The chapter labelled “A theology of science” is the capstone of the book. McLeish summarizes three traditional ways of speaking about theology and science: (1) a conflict model (e.g. Dawkins); (2) a non-overlapping magisterial model (e.g. Gould); and (3) reconciliation by comparative methodology, keeping the objects of enquiry separate (e.g Polkinghorne). Each of these is inadequate, he says. A theology of science, by contrast, assumes a linear history moving from ignorance to understanding, a special human aptitude for wisdom (“the most inexplicable thing about science is that it is explicable”), deep wisdom (“there is a deeper significance to understanding nature than simply knowing things”), ambiguity of problems and pain (the call to wait and experience of pain), order and chaos (God is not only the shaping force of order, he also unleashes the forces of thunder, clouds, lightning and wind), the role of questioning, love in the practice of science and participation in reconciliation. Science becomes, within a Christian theology, the grounded outworking of the ministry of reconciliation between humankind and the world.

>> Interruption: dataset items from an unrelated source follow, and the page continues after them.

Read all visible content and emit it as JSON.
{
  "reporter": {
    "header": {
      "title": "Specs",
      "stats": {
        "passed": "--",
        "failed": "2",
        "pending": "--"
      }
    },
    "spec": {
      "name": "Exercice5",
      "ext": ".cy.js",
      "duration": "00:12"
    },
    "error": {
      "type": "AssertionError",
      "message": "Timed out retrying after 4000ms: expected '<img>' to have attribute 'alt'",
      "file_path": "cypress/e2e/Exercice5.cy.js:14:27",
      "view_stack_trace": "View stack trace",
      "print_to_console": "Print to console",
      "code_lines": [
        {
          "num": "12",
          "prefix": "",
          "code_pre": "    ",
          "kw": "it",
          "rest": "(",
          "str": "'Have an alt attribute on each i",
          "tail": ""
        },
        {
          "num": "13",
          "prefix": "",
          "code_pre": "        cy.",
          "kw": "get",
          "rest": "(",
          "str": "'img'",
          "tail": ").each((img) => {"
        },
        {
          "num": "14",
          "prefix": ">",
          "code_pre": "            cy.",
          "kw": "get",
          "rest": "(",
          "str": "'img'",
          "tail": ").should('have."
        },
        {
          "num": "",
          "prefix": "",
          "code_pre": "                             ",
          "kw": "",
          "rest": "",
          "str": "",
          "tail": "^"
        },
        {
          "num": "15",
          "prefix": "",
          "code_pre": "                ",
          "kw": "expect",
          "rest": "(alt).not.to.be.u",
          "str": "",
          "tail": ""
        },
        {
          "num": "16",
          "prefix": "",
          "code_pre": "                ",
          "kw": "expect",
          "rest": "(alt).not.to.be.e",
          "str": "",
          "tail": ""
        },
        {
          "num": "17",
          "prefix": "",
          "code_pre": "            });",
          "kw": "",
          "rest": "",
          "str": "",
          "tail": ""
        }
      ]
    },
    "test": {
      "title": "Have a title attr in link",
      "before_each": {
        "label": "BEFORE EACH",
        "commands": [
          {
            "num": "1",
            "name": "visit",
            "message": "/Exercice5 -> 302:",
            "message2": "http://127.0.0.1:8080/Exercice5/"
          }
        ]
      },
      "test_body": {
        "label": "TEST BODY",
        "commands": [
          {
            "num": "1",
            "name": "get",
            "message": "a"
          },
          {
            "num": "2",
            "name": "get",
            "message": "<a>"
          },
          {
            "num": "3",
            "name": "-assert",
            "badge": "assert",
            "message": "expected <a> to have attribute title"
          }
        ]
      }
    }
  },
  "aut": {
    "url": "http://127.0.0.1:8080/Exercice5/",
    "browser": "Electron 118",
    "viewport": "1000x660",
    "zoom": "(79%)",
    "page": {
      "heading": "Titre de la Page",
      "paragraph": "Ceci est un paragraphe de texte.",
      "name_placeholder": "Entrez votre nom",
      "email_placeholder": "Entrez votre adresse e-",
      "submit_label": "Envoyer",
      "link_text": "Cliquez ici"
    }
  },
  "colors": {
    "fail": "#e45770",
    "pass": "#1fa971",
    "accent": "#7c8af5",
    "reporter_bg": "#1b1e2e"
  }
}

The love of wisdom about nature leads to a concluding chapter about how we can mend our ways, share our science and face up to the future. McLeish sees that both science and the church have some hard thinking to do in order to operationalize his insights. The healing of the academy and of the church are both implied.
The epilogue turns to the encounter of Jesus with a Roman Centurion as a parable for science. In that parable Jesus calls the understanding of true authority “great faith”. The ability to do science, to deploy the love of wisdom to do with natural things gives us both extraordinary authority and responsibility. Can we choose the way, in wisdom, that deserves to be called “great faith?”